Obviously this one was replacement for the late and un-lamented Perag Hrothgatson. The younger Werists scowling in the background included few familiar faces, and Fabia needed no divine revelation to guess that Saltaja had reshuffled her escort so that any mutinous conspiracy must sprout again from the roots. Down on the water, the riverfolk were making ready. Judging by the squealing and squabbling, many of them had been sampling the Kosordian feast.
"I am disappointed that our host and hostess are not here to see us off," Fabia remarked airily, wondering how far away Ingeld and Benard were already, and which way they had gone.
Saltaja regarded her with a stare that would have made a shark blink, but Fabia knew by now that this was merely low-level intimidation, not necessarily implying knowledge of guilt or even suspicion, except insofar as Saltaja was permanently suspicious of everyone. It could be ignored, that stare.
Then, in one of the great shocks of Fabia's life, Horth Wigson strolled in from the shadows—bowing, smiling, offering greetings. He bussed his foster daughter.
Even the Queen of Shadows was agape. "Where did you go?" she barked.
He peered at her wonderingly. "Nowhere, my lady. I mean, I was just wandering around here in Kosord. I admit that holy Ucr is my patron god, but feasting has little appeal for a man with my fastidious digestion. I met up with various old friends instead." He beamed like some inane middle-aged child.
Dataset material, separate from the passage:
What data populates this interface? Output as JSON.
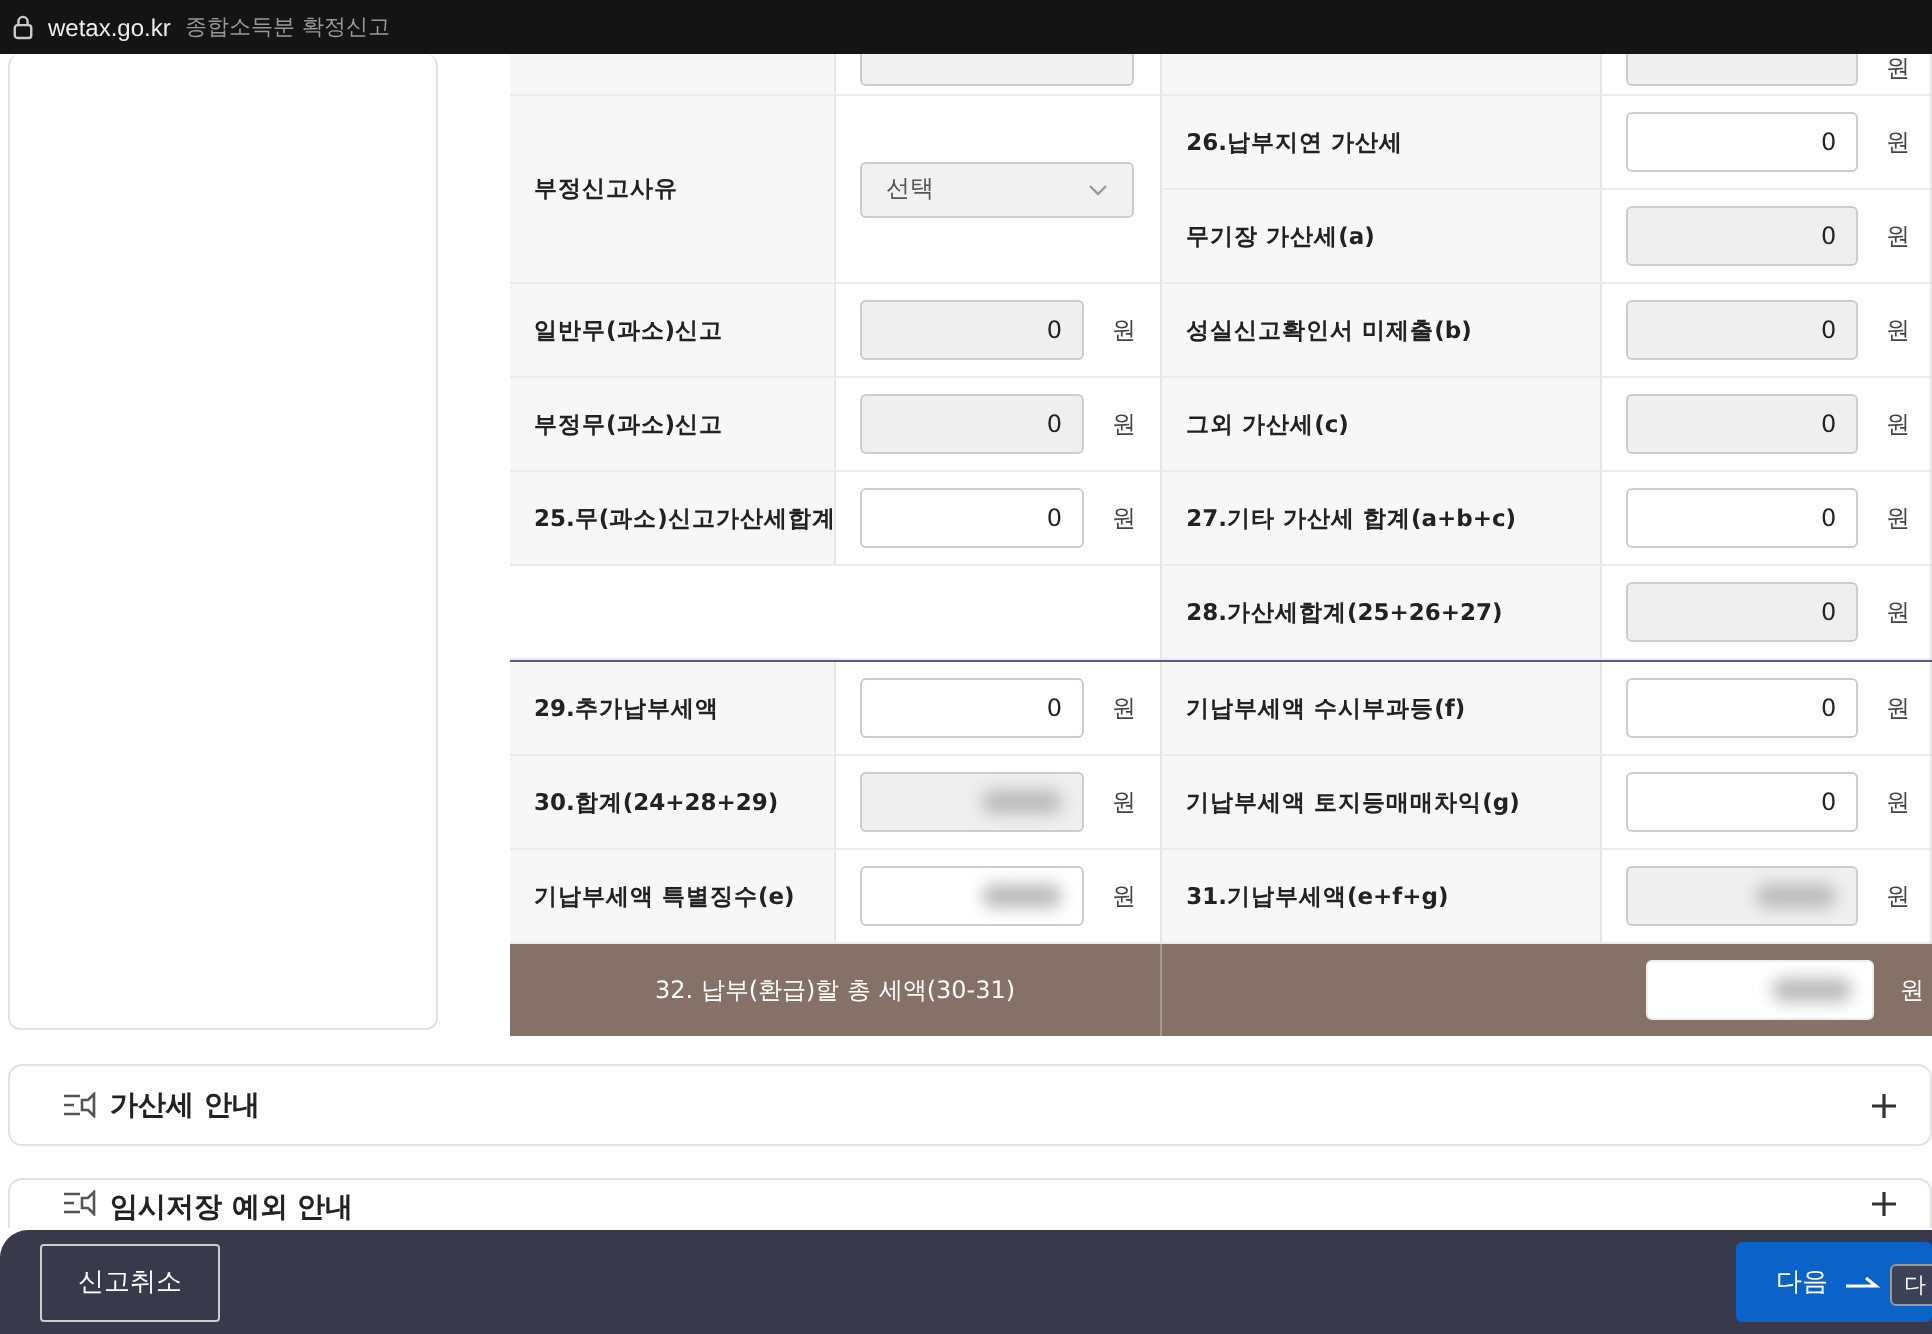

As his gaze wafted past Fabia, he blinked, but his eyelids were oddly out of step, so that the blink could almost be classed as a pair of winks.
She hugged him. "Wonderful to see you, Father!" He must have returned to the captivity of the river voyage solely for her sake, whatever he was up to. "Oh, Father, I wish you had been there! I met my brother Benard! He is a wonderful sculptor, and such a warm, loving young man! I am surprised that he did not come here to see me off, but I suppose it is festival time... I do wish I could have spent more time with him and the wonderful lady Ingeld, getting to know them..."
She knew quite enough about Benard Celebre already. Even a Chosen could not look after her own when he was as featherbrained as that one. She had another brother waiting at Tryfors. Perhaps he would be better.
"Go and prod those riverfolk, Huntleader," Saltaja growled. "It's time for us to leave."